November 8, 2012
“In the same way, the
Spirit helps us in our weakness. We do not know what we ought to pray for, but
the Spirit himself intercedes for us with groans that words cannot express. And
he who searches our hearts knows the mind of the Spirit, because the Spirit
intercedes for the saints in according with God’s will.”
Romans 8: 26-27
“Have we recognized
that our body is the temple of the Holy Ghost? If so, we must be careful to
keep it undefiled for Him. We have to remember that our conscious life, though
it is only a tiny bit of our personality, is to be regarded by us as a shrine
of the Holy Ghost. He will look after the unconscious part that we know nothing
of; but we must see that we guard the conscious part for which we are
responsible. “
Oswald Chambers, My
Utmost for His Highest
When I read the verse the first time, I kind of felt
relieved, as though I was not really responsible for my prayers or the
discipline of my prayer life.
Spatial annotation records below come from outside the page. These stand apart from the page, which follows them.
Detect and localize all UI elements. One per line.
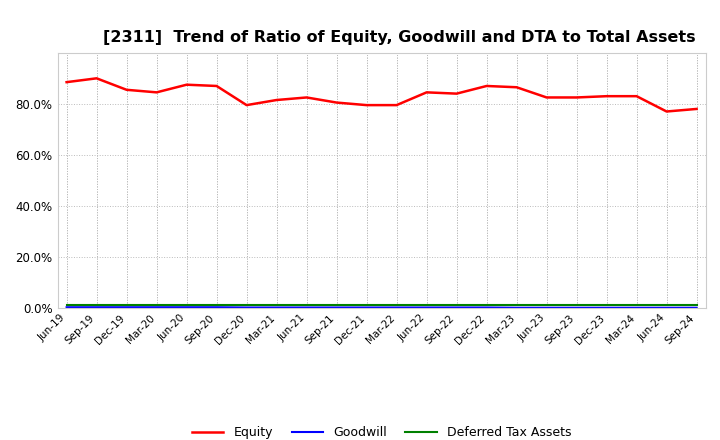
Deferred Tax Assets <box>182 303 191 308</box>
Deferred Tax Assets <box>602 303 611 308</box>
Line: Equity: Equity <box>66 78 697 111</box>
Deferred Tax Assets <box>482 303 491 308</box>
Equity <box>242 103 251 108</box>
Deferred Tax Assets <box>513 303 521 308</box>
Equity <box>572 95 581 100</box>
Deferred Tax Assets <box>392 303 401 308</box>
Goodwill <box>242 305 251 310</box>
Goodwill <box>693 305 701 310</box>
Text: [2311]  Trend of Ratio of Equity, Goodwill and DTA to Total Assets: [2311] Trend of Ratio of Equity, Goodwil… <box>103 29 696 45</box>
Goodwill <box>422 305 431 310</box>
Equity <box>333 100 341 105</box>
Goodwill <box>572 305 581 310</box>
Goodwill <box>62 304 71 310</box>
Deferred Tax Assets <box>632 303 641 308</box>
Deferred Tax Assets <box>302 303 311 308</box>
Equity <box>662 109 671 114</box>
Goodwill <box>392 305 401 310</box>
Deferred Tax Assets <box>92 303 101 308</box>
Equity <box>602 94 611 99</box>
Goodwill <box>302 305 311 310</box>
Deferred Tax Assets <box>542 303 551 308</box>
Equity <box>362 103 371 108</box>
Goodwill <box>542 305 551 310</box>
Deferred Tax Assets <box>452 303 461 308</box>
Goodwill <box>333 305 341 310</box>
Deferred Tax Assets <box>693 303 701 308</box>
Goodwill <box>182 304 191 310</box>
Equity <box>62 80 71 85</box>
Goodwill <box>513 305 521 310</box>
Equity <box>182 82 191 87</box>
Equity <box>513 84 521 90</box>
Equity <box>212 83 221 88</box>
Legend: Equity, Goodwill, Deferred Tax Assets: Equity, Goodwill, Deferred Tax Assets <box>187 422 576 440</box>
Equity <box>92 76 101 81</box>
Equity <box>452 91 461 96</box>
Goodwill <box>153 304 161 310</box>
Deferred Tax Assets <box>153 303 161 308</box>
Deferred Tax Assets <box>242 303 251 308</box>
Goodwill <box>212 304 221 310</box>
Deferred Tax Assets <box>62 303 71 308</box>
Equity <box>693 106 701 112</box>
Goodwill <box>362 305 371 310</box>
Deferred Tax Assets <box>422 303 431 308</box>
Equity <box>632 94 641 99</box>
Deferred Tax Assets <box>122 303 131 308</box>
Goodwill <box>602 305 611 310</box>
Goodwill <box>482 305 491 310</box>
Equity <box>542 95 551 100</box>
Goodwill <box>632 305 641 310</box>
Equity <box>422 90 431 95</box>
Equity <box>272 97 281 103</box>
Deferred Tax Assets <box>362 303 371 308</box>
Equity <box>122 87 131 92</box>
Deferred Tax Assets <box>662 303 671 308</box>
Equity <box>153 90 161 95</box>
Goodwill <box>272 305 281 310</box>
Deferred Tax Assets <box>272 303 281 308</box>
Equity <box>302 95 311 100</box>
Line: Goodwill: Goodwill <box>66 307 697 308</box>
Goodwill <box>122 304 131 310</box>
Equity <box>482 83 491 88</box>
Deferred Tax Assets <box>572 303 581 308</box>
Goodwill <box>92 304 101 310</box>
Goodwill <box>452 305 461 310</box>
Deferred Tax Assets <box>333 303 341 308</box>
Deferred Tax Assets <box>212 303 221 308</box>
Goodwill <box>662 305 671 310</box>
Equity <box>392 103 401 108</box>
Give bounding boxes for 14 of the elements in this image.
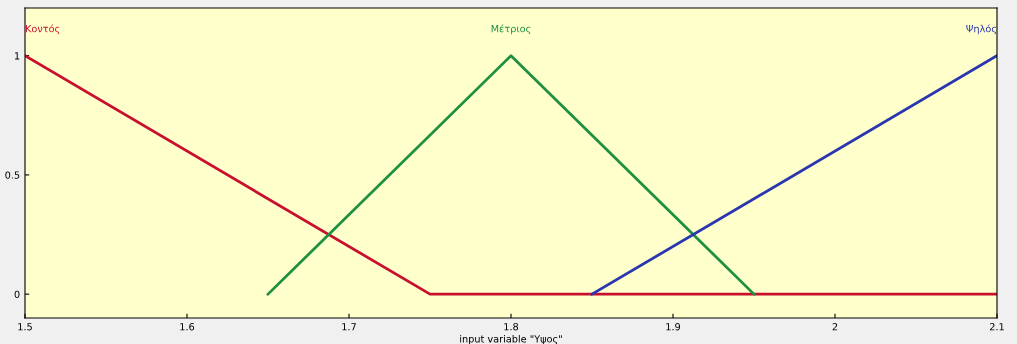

I felt as though I was somehow absolved of
accountability to follow the directions of Jesus in my prayer life, to pray as
He had taught us and, as Paul adds on later, to pray without ceasing – to make
my entire life worship and prayer.
At first I felt like its okay that I don’t pray as much as I
should, or for the people and circumstances that I should, because whatever I
“forget” to pray for, the Holy Spirit takes care of! It made me feel like my
own selfish prayers would be ramped up, through the Spirit, to be inclusive of
every little thing in my heart that I am unaware of, or choose to forget to
pray for.
But Chambers struck a note with me when he spoke of the
discipline of my mind and body, the conscious life, over which I have absolute
control.
The more I am coming to know about God and His love for me,
the less I understand. And this is exactly where I want to be. I don’t know the
desires of my heart, or the things my Spirit cries out for. But God does and,
through the Holy Spirit, appeals are made to God on my behalf. In this way,
while I am struggling to make ends meet – emotionally, physically, and
spiritually – there is an undercurrent in my life that is working to transform
me at my core.
That is comforting…
I would like to think that I knew what to pray for, and not
with flowery words or rhyme or reason. One of my favorite prayer partners
always prays so honestly it is as though she is having a conversation with
“God, Jesus, and the Holy Spirit,” as she begins her prayers, and our prayers
together always begin with a smile for me. And I love her prayers, for the
simplicity and honesty with which she talks to God. And I imagine God loves
them too, and smiles with us.
And oh what an undercurrent beneath her words is moving as
we pray! What an encouraging thought to think that, as long as we are honest
and humble and do our best to pray as best we know how, the Holy Spirit is
moving within and around on our behalf, filling in the holes we didn’t even
know existed.
So today as I pray, as continuously as I can, in as much as
I want to condemn myself for not praying for everything that I think I should, instead I am going to add
prayers of gratitude for a God who is moving in and through me through prayers
too intimate for words to express. This is the God I love. The God who not only
chooses to love me unconditionally, but also is constantly at work in my life
when I am not conscious myself of the things that I should be.